Get her out of here. Now. Before you do something unforgivably stupid. She’s Jackson’s sister and a widow who clearly still loves her dead husband. Don’t be an ass.
Mental lecture concluded, he spun on his heel and walked over to the fridge, trying to remember what he had. “I really don’t have much in the way of food,” he admitted when he sensed rather than saw her come up behind him.
“What did you plan on having?”
He shrugged. “Probably scrambled eggs and hash browns.”
“I love breakfast for dinner,” she said.
And the next thing he knew they were both working at the kitchen counter, him on the eggs and her shredding the two potatoes he had left for the hash browns. He spared a moment to be thankful his kitchen was wide open and not one of those enclosed rooms that would have them bumping into each other all the time.
And as they sat down to eat, he stared more at his plate than anything. Because he didn’t dare look at her. It was too much, and he’d say more stupid things, or worse, do something far beyond stupid.
Something she’d said, benignly and unrelated to his thoughts popped into his head, and all he could think was how apt they were.
Tell me if I make a wrong turn…
You did, he thought, his jaw tightening.The moment you turned up my drive.
She didn’t seem to know that. But he did. So it was up to him to make sure that turn wasn’t something she would regret forever.
Chapter Seventeen
Privacy hasn’t beenan issue since I moved into this place.

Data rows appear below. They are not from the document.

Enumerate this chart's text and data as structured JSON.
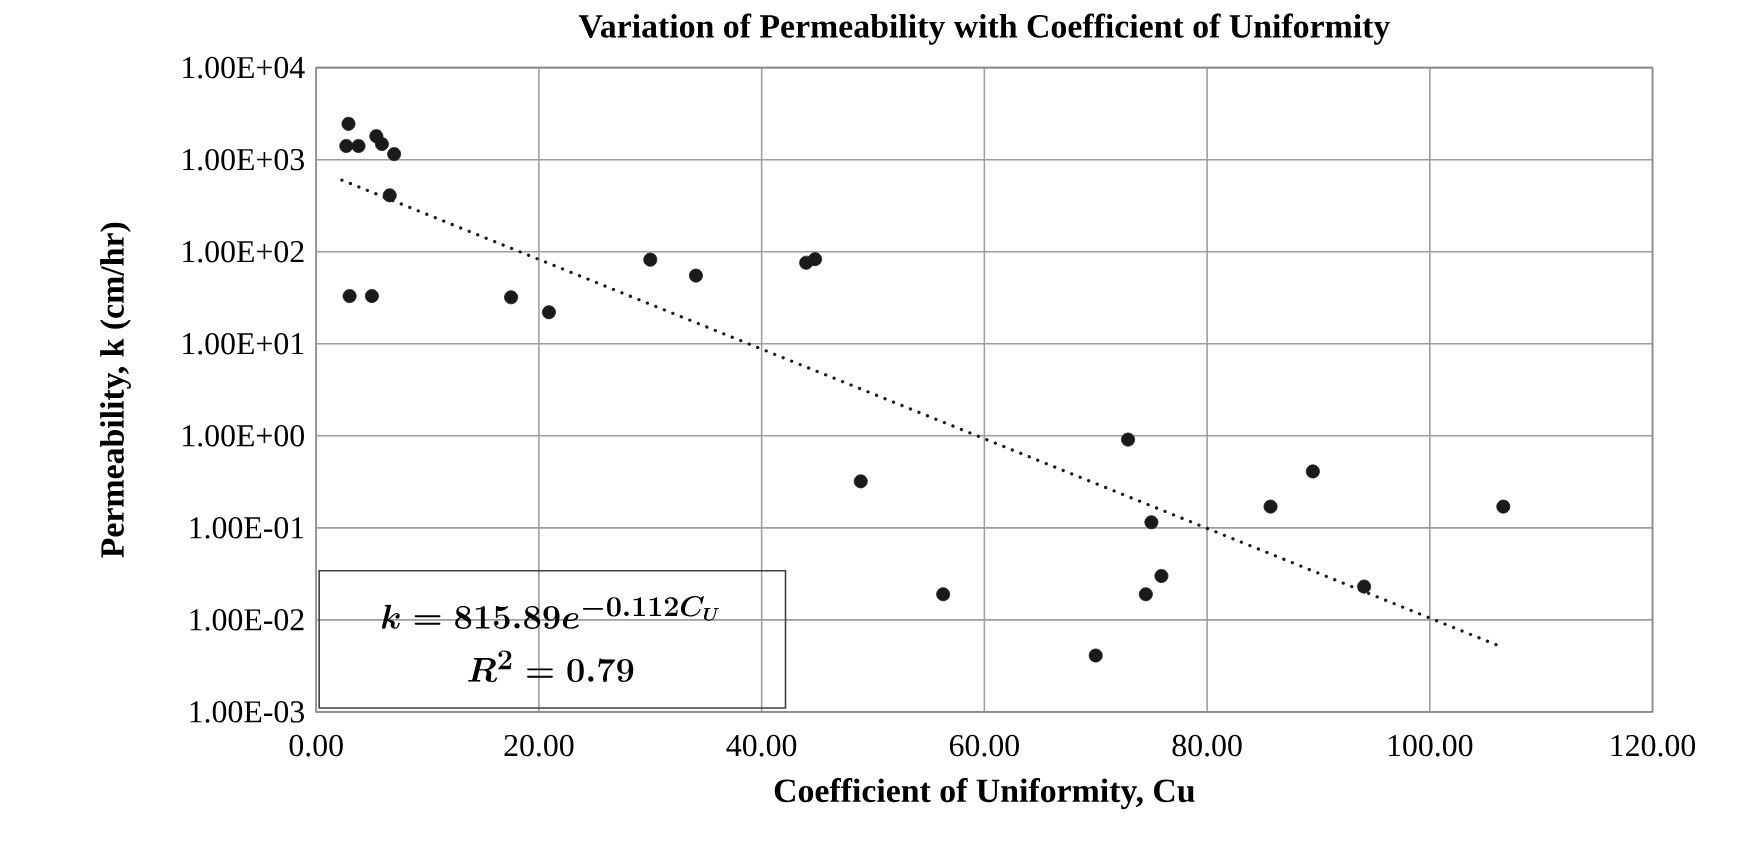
{
  "chart_data": {
    "type": "scatter",
    "title": "Variation of Permeability with Coefficient of Uniformity",
    "xlabel": "Coefficient of Uniformity, Cu",
    "ylabel": "Permeability, k (cm/hr)",
    "log": "y",
    "grid": true,
    "legend": false,
    "xlim": [
      0,
      120
    ],
    "ylim": [
      0.001,
      10000
    ],
    "xticks": [
      {
        "value": 0,
        "label": "0.00"
      },
      {
        "value": 20,
        "label": "20.00"
      },
      {
        "value": 40,
        "label": "40.00"
      },
      {
        "value": 60,
        "label": "60.00"
      },
      {
        "value": 80,
        "label": "80.00"
      },
      {
        "value": 100,
        "label": "100.00"
      },
      {
        "value": 120,
        "label": "120.00"
      }
    ],
    "yticks": [
      {
        "value": 0.001,
        "label": "1.00E-03"
      },
      {
        "value": 0.01,
        "label": "1.00E-02"
      },
      {
        "value": 0.1,
        "label": "1.00E-01"
      },
      {
        "value": 1,
        "label": "1.00E+00"
      },
      {
        "value": 10,
        "label": "1.00E+01"
      },
      {
        "value": 100,
        "label": "1.00E+02"
      },
      {
        "value": 1000,
        "label": "1.00E+03"
      },
      {
        "value": 10000,
        "label": "1.00E+04"
      }
    ],
    "series": [
      {
        "color": "#1a1a1a",
        "marker": "circle",
        "x": [
          2.9,
          2.7,
          3.8,
          5.4,
          5.9,
          7.0,
          6.6,
          3.0,
          5.0,
          17.5,
          20.9,
          30.0,
          34.1,
          44.0,
          44.8,
          48.9,
          56.3,
          72.9,
          75.0,
          75.9,
          74.5,
          70.0,
          85.7,
          89.5,
          94.1,
          106.6
        ],
        "values": [
          2450,
          1410,
          1410,
          1800,
          1480,
          1150,
          410,
          33,
          33,
          32,
          22,
          82,
          55,
          76,
          83,
          0.32,
          0.019,
          0.91,
          0.115,
          0.03,
          0.019,
          0.0041,
          0.17,
          0.41,
          0.023,
          0.17
        ]
      },
      {
        "type": "line",
        "color": "#1a1a1a",
        "marker": "none",
        "line_style": "dotted",
        "x": [
          2.3,
          106.6
        ],
        "values": [
          600,
          0.005
        ]
      }
    ],
    "annotations": [
      "k = 815.89e^{-0.112C_U}",
      "R^2 = 0.79"
    ]
  }
}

For some reason those words kept circling in her brain as she drove home. Of all the things that had happened today, she picked this to fixate on? All the things they’d seen, the delight on her nephew’s face, the growing peace and happiness so obvious in her beloved brother, and yet here she was consumed by those words Logan Fox had said?
Did he mean no one came here? No one spent time in that rustically charming cabin with him? Was he that isolated?

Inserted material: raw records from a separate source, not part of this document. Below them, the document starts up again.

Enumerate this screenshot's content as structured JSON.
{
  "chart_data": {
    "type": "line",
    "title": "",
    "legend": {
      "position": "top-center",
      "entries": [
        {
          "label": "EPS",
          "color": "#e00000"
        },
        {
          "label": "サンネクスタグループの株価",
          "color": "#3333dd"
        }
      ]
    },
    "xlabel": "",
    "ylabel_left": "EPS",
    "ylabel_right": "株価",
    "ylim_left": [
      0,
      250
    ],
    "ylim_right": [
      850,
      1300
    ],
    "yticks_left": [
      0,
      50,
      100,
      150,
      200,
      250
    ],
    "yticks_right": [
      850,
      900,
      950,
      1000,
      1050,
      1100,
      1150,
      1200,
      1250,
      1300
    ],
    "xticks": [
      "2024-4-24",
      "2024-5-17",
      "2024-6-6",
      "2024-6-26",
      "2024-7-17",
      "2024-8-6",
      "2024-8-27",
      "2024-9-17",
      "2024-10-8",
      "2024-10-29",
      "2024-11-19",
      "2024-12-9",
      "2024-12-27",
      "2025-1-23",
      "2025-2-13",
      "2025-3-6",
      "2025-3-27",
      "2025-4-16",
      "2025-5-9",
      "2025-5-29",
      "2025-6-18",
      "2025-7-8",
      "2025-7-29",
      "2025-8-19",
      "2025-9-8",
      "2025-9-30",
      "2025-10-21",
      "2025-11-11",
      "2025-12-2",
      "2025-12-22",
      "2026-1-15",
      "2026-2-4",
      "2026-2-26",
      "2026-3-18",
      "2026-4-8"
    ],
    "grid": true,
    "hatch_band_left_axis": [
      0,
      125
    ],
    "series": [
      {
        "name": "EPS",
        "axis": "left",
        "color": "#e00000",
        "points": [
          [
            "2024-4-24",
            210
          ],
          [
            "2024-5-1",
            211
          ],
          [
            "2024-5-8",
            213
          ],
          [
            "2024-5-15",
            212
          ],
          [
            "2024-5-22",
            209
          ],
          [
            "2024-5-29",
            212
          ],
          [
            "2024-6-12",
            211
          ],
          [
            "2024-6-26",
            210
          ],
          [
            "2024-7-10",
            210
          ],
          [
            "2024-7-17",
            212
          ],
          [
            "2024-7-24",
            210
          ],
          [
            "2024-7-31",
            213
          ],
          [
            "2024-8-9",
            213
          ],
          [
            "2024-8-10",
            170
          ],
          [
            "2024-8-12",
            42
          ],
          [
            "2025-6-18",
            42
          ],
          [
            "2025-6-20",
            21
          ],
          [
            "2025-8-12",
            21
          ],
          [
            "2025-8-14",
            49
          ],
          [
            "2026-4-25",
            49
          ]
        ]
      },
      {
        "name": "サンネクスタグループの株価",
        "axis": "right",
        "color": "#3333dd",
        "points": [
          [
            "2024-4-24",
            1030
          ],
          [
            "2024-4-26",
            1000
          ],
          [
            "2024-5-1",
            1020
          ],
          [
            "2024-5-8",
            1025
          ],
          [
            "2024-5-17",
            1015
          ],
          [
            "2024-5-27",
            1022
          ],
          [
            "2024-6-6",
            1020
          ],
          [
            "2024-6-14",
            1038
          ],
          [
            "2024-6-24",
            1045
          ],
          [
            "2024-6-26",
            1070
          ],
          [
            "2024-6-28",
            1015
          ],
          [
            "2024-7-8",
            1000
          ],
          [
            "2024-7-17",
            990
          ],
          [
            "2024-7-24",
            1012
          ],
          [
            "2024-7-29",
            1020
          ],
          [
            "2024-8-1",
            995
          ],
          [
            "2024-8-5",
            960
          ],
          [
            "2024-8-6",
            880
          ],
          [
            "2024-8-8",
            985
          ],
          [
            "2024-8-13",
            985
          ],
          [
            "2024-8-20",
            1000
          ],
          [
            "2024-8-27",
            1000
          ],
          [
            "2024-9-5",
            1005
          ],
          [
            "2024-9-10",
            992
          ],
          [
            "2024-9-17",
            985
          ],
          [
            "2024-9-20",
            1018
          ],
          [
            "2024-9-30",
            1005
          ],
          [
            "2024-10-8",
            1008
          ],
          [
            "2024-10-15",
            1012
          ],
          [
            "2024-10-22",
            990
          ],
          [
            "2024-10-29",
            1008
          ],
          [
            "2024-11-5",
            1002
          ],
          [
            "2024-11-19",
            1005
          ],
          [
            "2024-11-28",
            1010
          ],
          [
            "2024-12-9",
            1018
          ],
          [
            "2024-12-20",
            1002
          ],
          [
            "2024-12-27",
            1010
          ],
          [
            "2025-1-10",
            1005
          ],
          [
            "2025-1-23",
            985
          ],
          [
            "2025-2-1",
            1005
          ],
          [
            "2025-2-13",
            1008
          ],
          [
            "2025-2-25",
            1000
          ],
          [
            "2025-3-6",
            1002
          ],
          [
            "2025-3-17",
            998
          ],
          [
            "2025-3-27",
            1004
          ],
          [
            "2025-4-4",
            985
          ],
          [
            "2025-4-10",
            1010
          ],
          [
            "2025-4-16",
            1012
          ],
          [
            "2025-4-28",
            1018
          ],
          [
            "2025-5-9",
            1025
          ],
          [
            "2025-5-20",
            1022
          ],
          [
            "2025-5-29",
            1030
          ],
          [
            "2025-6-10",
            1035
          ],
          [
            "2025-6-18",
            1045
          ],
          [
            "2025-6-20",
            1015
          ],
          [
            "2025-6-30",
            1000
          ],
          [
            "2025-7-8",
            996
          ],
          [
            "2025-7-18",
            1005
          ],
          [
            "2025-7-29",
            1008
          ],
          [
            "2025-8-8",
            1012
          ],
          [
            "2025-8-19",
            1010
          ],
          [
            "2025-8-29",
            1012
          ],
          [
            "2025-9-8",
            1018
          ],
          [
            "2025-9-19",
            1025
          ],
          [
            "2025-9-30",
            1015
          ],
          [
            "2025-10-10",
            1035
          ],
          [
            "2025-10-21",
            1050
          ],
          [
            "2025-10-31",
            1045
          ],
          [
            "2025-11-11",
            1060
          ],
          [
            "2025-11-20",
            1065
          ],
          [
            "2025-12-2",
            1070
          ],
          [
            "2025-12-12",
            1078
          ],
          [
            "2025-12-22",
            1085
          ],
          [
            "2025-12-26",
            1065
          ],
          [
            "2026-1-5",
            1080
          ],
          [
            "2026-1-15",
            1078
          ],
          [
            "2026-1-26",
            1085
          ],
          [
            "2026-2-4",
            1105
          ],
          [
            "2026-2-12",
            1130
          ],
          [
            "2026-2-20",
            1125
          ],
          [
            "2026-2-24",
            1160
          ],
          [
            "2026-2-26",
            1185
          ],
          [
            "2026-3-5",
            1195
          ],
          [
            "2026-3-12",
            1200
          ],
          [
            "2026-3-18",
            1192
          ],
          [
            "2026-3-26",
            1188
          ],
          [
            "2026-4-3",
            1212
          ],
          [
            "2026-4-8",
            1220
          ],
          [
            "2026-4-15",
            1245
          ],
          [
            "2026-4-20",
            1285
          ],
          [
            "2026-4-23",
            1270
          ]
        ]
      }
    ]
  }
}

Or did he mean no one had been there who wanted privacy? Now that, she could believe. She could easily picture a female guest being secretly glad the bed was right there in the open, and so close…
She was more than a little stunned at herself. Ever since she’d run into him—literally—in the Baylors’ barn, she had started to think about him differently. He was no longer just the man she’d heard about, the expert blacksmith and the more whimsical but undeniable horse whisperer. Now he was also the unexpected history buff who felt the same need she did to see and experience the places where that history had happened, and a voracious reader who bought or checked out books by the stack, again just as she did.
She also found his reticence rather charming, and his quiet contemplations intriguing. And now she knew he was instinctively protective of Jeremy, and even Jackson, which warmed her to her soul.
She busied herself with her nighttime routine, focusing on it more intently than usual to try and keep herself from focusing on the other now undeniable facts about the man she’d—again—spent the day with.
That he was a tall, strong, beautiful man with the most amazing green eyes she’d ever seen.
She sat on the edge of the bed, putting her phone on the nightstand. Her gaze, as always, went to the framed photograph that sat there beneath the lamp. Her and David, laughing and delighted at the unveiling at the high school. Less than a year later, they would be in the fight of their lives, and a year after that they would lose that final battle.
She grimaced slightly at the dichotomy of what she’d done. She’d moved out of and sold the house they’d lived in because she couldn’t bear to be inside those familiar walls without the man who had always been there. Yet she brought with her the picture that had been in the same spot all that time because she couldn’t bear not to.
It was a different nightstand, yes, and definitely a different bed—there was no way she could continue to sleep alone in the bed they’d shared—but the photo was still there, within reach, one of the first things she saw every morning and one of the last things every night.
“I don’t know what to do,” she whispered to the image.
Yes you do.
As clearly as if he’d been there and spoken she heard David’s voice. And thought about the letter that lay locked away in the top drawer of her desk. The letter she’d read once and never again. The letter she’d thought about tossing in the fireplace of their old home, sending it up in a spiral of smoke just as her life had been.
Seven years.
When she’d stood at his funeral, she’d known she would love him forever. Seven years later she knew it was still true, but the kind of love had changed. She had changed. She’d made progress.
Hadn’t she?
Or was she the same, mired-in-grief woman she’d been that day in the cemetery, standing by his newly dug grave? Had she truly not made any progress at all?